【月刊ムー編集長 三上丈晴 VS と学会重鎮 皆神龍太郎】 第1回「ムーの読者は、ムー読んでるって言わない」 (全3回)
月刊ムー編集長の三上丈晴氏とトンデモ本を批判的に楽しむ団体「と学会」の皆神龍太郎氏のビッグ対談! まるで知られていない、ムーの裏側を暴露!
スポンサーリンク読んでいることをひた隠すムーの読者
1979年創刊、長寿雑誌である『月刊ムー』
日本内外のオカルト・スピリチュアル情報はすべて同誌編集部に集まってくる
【写真提供:月刊ムー】
皆神:イギリスに『フォーティアン・タイムス』っていう老舗のオカルト専門誌があるんだけど、あれを読むと、歴史の古い英国という国とオカルトの関わりの深さみたいなのが見えるんだよね。
日本だとオカルト雑誌というとムーだけど、ムーはね、明らかに編集者のほうが一般読者に勝って作っている。

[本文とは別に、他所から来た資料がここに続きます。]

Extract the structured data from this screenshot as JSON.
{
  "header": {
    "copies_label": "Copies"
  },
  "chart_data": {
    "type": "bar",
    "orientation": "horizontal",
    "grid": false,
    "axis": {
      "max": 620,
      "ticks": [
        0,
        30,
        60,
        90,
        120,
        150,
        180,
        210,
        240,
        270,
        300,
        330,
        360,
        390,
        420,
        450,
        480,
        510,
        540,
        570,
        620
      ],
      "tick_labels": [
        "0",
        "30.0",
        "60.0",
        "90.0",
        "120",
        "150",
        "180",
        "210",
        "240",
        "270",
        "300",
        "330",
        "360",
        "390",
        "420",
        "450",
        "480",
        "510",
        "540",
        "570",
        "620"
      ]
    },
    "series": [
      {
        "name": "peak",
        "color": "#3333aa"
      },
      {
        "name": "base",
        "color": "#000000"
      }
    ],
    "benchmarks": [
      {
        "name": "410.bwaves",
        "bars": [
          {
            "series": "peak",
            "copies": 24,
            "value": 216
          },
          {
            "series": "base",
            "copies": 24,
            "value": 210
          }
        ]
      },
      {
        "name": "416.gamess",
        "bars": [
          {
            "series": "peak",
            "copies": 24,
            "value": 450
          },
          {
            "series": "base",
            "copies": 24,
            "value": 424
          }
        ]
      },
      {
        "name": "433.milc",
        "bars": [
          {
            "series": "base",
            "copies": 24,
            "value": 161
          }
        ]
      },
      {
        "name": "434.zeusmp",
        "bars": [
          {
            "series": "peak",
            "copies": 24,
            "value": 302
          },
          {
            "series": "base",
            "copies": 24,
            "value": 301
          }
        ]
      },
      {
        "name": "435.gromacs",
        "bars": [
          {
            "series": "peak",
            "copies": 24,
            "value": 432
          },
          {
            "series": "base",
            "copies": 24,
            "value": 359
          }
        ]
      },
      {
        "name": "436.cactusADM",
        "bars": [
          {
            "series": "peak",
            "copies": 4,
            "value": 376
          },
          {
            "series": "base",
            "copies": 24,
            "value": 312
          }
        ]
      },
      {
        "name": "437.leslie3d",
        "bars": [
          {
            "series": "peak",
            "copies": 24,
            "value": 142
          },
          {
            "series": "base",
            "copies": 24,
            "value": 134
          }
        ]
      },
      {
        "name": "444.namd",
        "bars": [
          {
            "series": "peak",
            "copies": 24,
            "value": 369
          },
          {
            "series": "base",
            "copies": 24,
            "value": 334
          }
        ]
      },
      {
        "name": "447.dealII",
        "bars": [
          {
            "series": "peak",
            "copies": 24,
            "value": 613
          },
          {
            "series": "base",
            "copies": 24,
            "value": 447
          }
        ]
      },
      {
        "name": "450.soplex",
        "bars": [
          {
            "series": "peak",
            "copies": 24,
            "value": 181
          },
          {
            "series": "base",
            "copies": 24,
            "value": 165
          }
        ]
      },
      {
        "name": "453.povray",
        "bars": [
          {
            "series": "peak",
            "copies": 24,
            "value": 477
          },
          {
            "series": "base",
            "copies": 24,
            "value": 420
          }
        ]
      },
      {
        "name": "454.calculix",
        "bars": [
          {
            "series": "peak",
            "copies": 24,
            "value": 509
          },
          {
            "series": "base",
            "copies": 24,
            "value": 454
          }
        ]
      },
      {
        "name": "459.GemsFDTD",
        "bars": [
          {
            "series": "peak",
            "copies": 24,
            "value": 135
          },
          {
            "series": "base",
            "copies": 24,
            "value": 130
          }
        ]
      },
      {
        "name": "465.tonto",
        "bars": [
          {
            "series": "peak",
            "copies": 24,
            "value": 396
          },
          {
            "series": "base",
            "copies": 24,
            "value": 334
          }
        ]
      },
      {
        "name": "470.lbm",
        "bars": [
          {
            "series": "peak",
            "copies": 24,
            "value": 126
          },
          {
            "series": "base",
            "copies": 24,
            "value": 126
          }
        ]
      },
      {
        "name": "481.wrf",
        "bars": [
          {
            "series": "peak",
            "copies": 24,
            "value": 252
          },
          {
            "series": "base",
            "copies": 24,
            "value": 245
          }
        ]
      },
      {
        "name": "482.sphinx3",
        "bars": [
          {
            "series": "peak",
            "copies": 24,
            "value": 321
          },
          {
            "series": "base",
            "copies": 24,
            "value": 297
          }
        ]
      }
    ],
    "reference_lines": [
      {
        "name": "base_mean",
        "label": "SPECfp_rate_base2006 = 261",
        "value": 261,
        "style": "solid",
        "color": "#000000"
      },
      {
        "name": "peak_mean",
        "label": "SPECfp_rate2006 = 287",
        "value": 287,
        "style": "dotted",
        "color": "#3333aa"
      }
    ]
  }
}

でも『フォーティアン・タイムス』の場合は、読者のほうが編集者に勝ってたりもするわけ。
三上:だって、『フォーティアン・タイムス』は内容が薄い(笑)。
皆神:薄いけどね。でもすごい雑誌。知的教養の大変に高い英国のジェントルマンたちが、オカルト雑誌である『フォーティアン・タイムス』を読んで、感想を投稿したりしているんだけど、読者欄を読むと、記事の間違ったところとか的確に指摘したりしてるの(笑)。
三上:正しいあり方ですね。
【対談した店】
『フロム・ロンドン・カフェ』
東京都 目黒区目黒本町4-3-14 コレクションハウスビル
ロンドン直輸入のアンティークに囲まれたシックな店。2階ではバー『TARUHO』が日替わりイベントを開催中。本サイトも関係する『科学実験酒場』は日曜日のみ開催。
【写真:谷口雅彦】
皆神:だからムーもね、もうちょと読者のレベルが高くなって、さらに「大人のオカルト雑誌」になってくれるとうれしいんだけど(笑)。オカルトって、ある意味、教養でもあるから。
三上:ムーの読者の人っていうのは、そもそもムー読んでるって言わないからね。隠れキリシタンみたいな。普通に言うのは、福山雅治くらいだよ。
皆神:でもムーを雑誌の頭からケツまで読んで全部理解できる人って、ものすごく教養が高い人だと思うよ。
歴史あり、科学あり、地理、民俗学、考古学、宗教学とかなんでもアリだから。結構レベル高いし難しいよ。三上さんは全部理解してから原稿通してます?
三上:漢字が並ぶとキツい。あと神々の名前とか、日本書紀と古事記で統一しろよって(笑)
皆神:ムーをバカにしてる人たちって、ちゃんと全部読んだことのある人って多くはないと思う。全くのヨタ話と、かなりまもとな記事が実はゴッチャに詰まっている。まともな記事は意外にまとも。
でも、「ではないだろうか」「とも考えられる」的な強引な書き方で無茶な結論へと引っ張るヨタ記事も多くて、それらをちゃんと読み分けられるって、並大抵の教養じゃないと思うな。ムーの読者って、ヨタのとこばっかり本気になって読んでる気がするけど(笑)。
三上:いいんです、それで!
皆神:たしかに、読み方はそれぞれ読者まかせですけど。
三上:たまにまっとうな歴史ものとかやると、お叱りの電話があるの。長年の読者なんだけど「今月のムーは面白くない!」っていきなり電話口で怒鳴ってんの(笑)。
「空海なんかやって全然面白くないじゃないか!」
「すいません。では参考までにどういった記事、といいますかネタが……」
「君たちは知らないと思うが、火星にはもう鉄道が敷かれてるんだ!」
皆神:あははは!
三上:それ、読みたいじゃないですか! でも聞いたら、「研究段階だから世に出せない!!」
皆神:火星の銀河鉄道! 運河から鉄道かぁ(笑)。火星も進化してるなぁ。さすがはムー!!